Curator, Ann Temkin: Margaret Scolari Barr was an art historian involved with MoMA's founding, and the wife of Alfred H. Barr, Jr., MoMA's founding director.
Art Historian, Margaret Scolari Barr: I remember vividly the incredible excitement that surrounded the museum in those early years. Everybody was saying, we could do this, we could do that. It was absolutely electric!
Ann Temkin: When MoMA opened in 1929, it was just in rented space. It was on the 12th floor of an office building. The first exhibition there was about Paul Cézanne, Vincent van Gogh, Paul Gauguin, and Georges Seurat, who, during the last couple of decades of the 19th century laid the groundwork, for what would happen in the new century. That exhibition was a wild success.
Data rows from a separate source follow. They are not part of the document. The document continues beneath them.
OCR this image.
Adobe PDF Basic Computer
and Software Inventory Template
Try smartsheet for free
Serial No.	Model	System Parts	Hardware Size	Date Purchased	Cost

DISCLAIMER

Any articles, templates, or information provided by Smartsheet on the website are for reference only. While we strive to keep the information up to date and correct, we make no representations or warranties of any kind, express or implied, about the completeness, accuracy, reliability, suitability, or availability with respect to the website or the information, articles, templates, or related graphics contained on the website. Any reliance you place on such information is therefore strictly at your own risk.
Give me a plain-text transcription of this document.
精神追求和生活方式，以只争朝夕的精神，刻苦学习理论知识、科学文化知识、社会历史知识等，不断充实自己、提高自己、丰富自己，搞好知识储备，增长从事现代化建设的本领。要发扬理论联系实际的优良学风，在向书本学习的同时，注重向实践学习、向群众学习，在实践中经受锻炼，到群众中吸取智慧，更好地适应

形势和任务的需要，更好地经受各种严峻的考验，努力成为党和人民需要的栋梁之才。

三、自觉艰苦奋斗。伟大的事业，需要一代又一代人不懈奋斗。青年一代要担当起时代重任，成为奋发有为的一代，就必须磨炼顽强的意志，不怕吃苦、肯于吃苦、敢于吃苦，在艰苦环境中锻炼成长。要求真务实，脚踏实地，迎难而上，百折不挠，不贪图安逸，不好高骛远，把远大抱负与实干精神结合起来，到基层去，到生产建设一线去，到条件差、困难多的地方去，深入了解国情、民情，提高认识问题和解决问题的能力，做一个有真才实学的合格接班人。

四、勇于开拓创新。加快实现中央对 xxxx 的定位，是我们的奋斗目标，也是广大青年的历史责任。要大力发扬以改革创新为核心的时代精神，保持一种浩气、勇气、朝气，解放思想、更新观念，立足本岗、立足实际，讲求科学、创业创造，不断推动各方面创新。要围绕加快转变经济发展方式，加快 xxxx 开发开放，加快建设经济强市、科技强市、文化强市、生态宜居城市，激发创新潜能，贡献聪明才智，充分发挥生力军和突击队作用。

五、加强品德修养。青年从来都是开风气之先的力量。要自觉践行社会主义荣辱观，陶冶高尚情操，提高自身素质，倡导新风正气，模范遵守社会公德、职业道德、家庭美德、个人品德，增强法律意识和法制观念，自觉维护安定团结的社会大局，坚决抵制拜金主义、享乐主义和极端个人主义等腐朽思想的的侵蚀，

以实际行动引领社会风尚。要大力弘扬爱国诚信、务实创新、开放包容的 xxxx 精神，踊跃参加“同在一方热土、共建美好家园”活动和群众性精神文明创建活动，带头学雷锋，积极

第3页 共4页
Curator, Romy Silver-Kohn: MoMA was founded by three women, Abby Aldrich Rockefeller, Lillie P. Bliss and Mary Quinn Sullivan. For the most part, the founders let the museum staff have a lot of freedom, but they did wield power determining what the inaugural exhibition at the museum would be.
Several committee members, all men, were arguing for an exhibition featuring veteran American artists. The founders, on the other hand, were arguing forcefully for an exhibition of the French artists, who in their eyes, started the modern movement.
In a telegram from 1929, Frank Crowninshield, one of the Museum's founding committee members, says: "Sachs, Barr, and I wanted small show. But four ladies on committee solidly against us." He closes the telegram with, "Barr, Sachs, and I willing to join the adamantine ladies." Adamantine means unbreakable or unyielding. These ladies were not going to be stopped.